WWViews forums in the U.S. were coordinated by the Expert and Citizen Assessment of Science and Technology (ECAST) network. ECAST was officially launched at the Woodrow Wilson Center for International Scholars in April 2010 with the release of the report, "Reinventing Technology Assessment: A 21st Century Model."
In its first large-scale collaborative project, ECAST coordinated WWViews citizen forums in four U.S. cities: Boston (Museum of Science, Boston, and the University of Massachusetts Amherst); Denver (Colorado School of Mines, Denver Botanical Garden); Phoenix (Arizona State University, Consortium for Science, Policy and Outcomes at Arizona State University); and Washington (Consortium for Science Policy and Outcomes at Arizona State University, Virginia Tech, and the Koshland Science Museum). Thoughts and reflections from WWViews biodiversity project can be found at: http://ecastnetwork.wordpress.com/.
Results from the WWViews project in the U.S. and the lessons learned about further developing the capacity for conducting science and technology assessment through citizen participation will be presented in a comprehensive report at a special event of the Science and Technology Innovation Program at the Woodrow Wilson International Center for Scholars on Dec. 6.

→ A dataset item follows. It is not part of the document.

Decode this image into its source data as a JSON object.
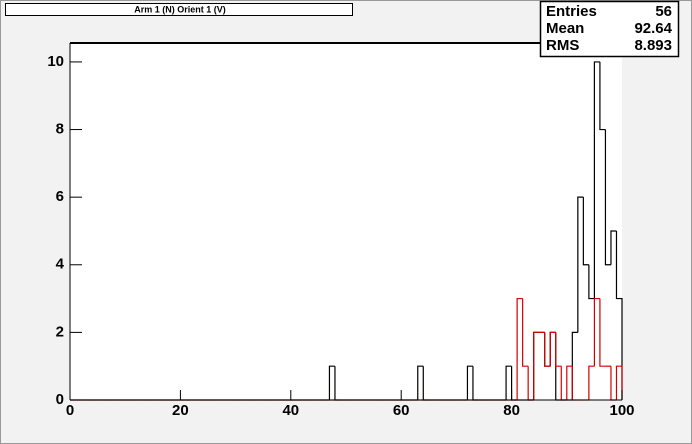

Founded in 2010 as a response to a call to use “citizen participation, collaboration and expert analysis to inform and improve decision-making on issues involving science and technology,” ECAST is a collaboration among university, informal science education, and policy research partners to establish a non-partisan, independent, flexible, and proactive technology assessment capability in the United States. The Consortium for Science, Policy and Outcomes at Arizona State University, Loka Institute, Science Cheerleader, Museum of Science Boston, and the Science and Technology Innovation Program at the Woodrow Wilson International Center for Scholars are its founding members.